My wife, Christi Walsh, and I play in a fantasy football league with fellow parents that features 10 teams and standard scoring rules. As many of you already know, Christi is an accomplished fantasy football player, so I shouldn't be shocked that she ended up with a very formidable roster.

On a recent visit to The Action Network's Beverly, Mass. office, Deputy Editor Scott Miller suggested that Christi and I have a little side action on how we perform this season.

I don't know what I ever did to you, but thanks again for that, Scott.

Here's what we came up with:

Weekly side action

Christi and I recently welcomed the birth of our second child, and for any of you who have kids, you understand the lack of sleep that comes along with newborns for the first couple of months.

Luckily, our daughter is really coming around in the sleep department, but she still wakes up hungry once every night, meaning one of us has to get up to feed her.

We decided that whoever scores the fewest fantasy points each week gets the punishment of dealing with those 3 a.m. bottles each night of the following week. Keep getting outscored? Keep making those bottles.

Stuckey, please send me the official orientation packet for Team No Sleep. There's a good chance I'll be applying for full-time membership.

Full-season side action

Because of nearly 10 months of pregnancy and another six to 12 months of raising a new baby, vacations are basically put on hold for almost two years after having a child, especially if you're a couple of gambling lushes such as Christi and I.

Now that there's a finish line for us around the spring of 2019, we're already kicking around ideas for our next vacation sans children. The owner who ends up scoring the most fantasy points this season gets to choose the vacation, no questions asked.
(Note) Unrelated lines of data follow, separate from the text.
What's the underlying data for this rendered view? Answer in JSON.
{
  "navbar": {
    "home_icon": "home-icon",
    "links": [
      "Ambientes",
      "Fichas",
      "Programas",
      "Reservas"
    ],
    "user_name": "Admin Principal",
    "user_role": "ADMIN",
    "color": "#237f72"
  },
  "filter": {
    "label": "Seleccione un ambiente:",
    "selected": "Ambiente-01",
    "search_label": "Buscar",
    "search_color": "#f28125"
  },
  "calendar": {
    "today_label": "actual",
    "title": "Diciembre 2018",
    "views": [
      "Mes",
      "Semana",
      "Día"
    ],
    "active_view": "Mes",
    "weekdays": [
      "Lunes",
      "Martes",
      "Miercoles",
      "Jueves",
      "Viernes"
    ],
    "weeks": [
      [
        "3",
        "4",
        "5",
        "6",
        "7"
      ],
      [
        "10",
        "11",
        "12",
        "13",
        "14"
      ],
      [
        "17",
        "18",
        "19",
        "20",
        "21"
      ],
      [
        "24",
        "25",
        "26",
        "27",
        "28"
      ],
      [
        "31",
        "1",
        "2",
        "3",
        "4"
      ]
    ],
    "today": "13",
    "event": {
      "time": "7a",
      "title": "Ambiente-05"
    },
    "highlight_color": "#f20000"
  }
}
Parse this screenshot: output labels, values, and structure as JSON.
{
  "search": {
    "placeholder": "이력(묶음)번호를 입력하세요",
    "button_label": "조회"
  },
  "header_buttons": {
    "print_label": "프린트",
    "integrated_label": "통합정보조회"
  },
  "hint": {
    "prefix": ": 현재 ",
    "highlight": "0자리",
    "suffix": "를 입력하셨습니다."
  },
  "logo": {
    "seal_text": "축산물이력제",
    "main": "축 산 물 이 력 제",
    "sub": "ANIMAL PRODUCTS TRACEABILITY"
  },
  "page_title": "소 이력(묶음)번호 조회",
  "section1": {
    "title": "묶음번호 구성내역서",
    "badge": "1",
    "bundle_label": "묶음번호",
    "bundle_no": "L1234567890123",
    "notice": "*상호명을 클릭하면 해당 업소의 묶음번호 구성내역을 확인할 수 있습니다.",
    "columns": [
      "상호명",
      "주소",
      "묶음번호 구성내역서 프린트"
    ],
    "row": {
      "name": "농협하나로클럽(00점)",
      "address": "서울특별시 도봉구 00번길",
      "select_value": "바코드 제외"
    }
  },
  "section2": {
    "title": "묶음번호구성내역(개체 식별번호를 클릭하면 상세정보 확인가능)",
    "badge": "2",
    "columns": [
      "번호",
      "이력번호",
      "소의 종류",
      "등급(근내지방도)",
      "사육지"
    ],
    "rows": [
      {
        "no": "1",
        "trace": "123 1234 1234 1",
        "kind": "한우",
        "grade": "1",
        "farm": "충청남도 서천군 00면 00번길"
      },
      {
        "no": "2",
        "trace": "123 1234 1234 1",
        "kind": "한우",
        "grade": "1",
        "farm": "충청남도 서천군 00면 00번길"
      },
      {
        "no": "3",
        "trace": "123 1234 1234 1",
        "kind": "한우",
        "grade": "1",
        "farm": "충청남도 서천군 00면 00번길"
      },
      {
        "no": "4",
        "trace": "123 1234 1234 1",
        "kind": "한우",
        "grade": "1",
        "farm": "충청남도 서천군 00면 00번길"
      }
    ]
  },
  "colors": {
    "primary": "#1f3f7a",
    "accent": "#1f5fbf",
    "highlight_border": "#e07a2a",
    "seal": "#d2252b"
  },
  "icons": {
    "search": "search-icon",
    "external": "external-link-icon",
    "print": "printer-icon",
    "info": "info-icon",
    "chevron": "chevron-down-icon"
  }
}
I have a feeling I'm facing a long NFL season of 3 a.m. wake-ups followed by several days at The Wizarding World of Harry Potter…

Week 1 results

The good news: Behind Tyreek Hill, my team performed very well, earning the second-most points in the league in Week 1.

The bad news: Christi's Alvin Kamara-led team went absolutely bananas and ended up with the most Week 1 points.

Here's the final result:

So, it's officially my week to manage late-night bottles.

Our daughter decided to push her normal 3 a.m. bottle to 5 a.m. Tuesday, so here's me verrrryy early this morning:

And here's a quick summary of what Christi looked like at the time:

Note: I attempted to take a picture of Christi sleeping soundly at 5:30 a.m. to use above instead of the above image, but didn't realize she was facing me at the time. The flash on my phone went off, waking her up/scaring the s*** out of her.

That's what we refer to in the marriage game as "taking a bad situation and making it worse."

I'm going to try to kill three birds with one stone every morning and brush up on Harold Potter while feeding the baby with the strongest cup of coffee allowed under federal law. Again, it's going to be a long season.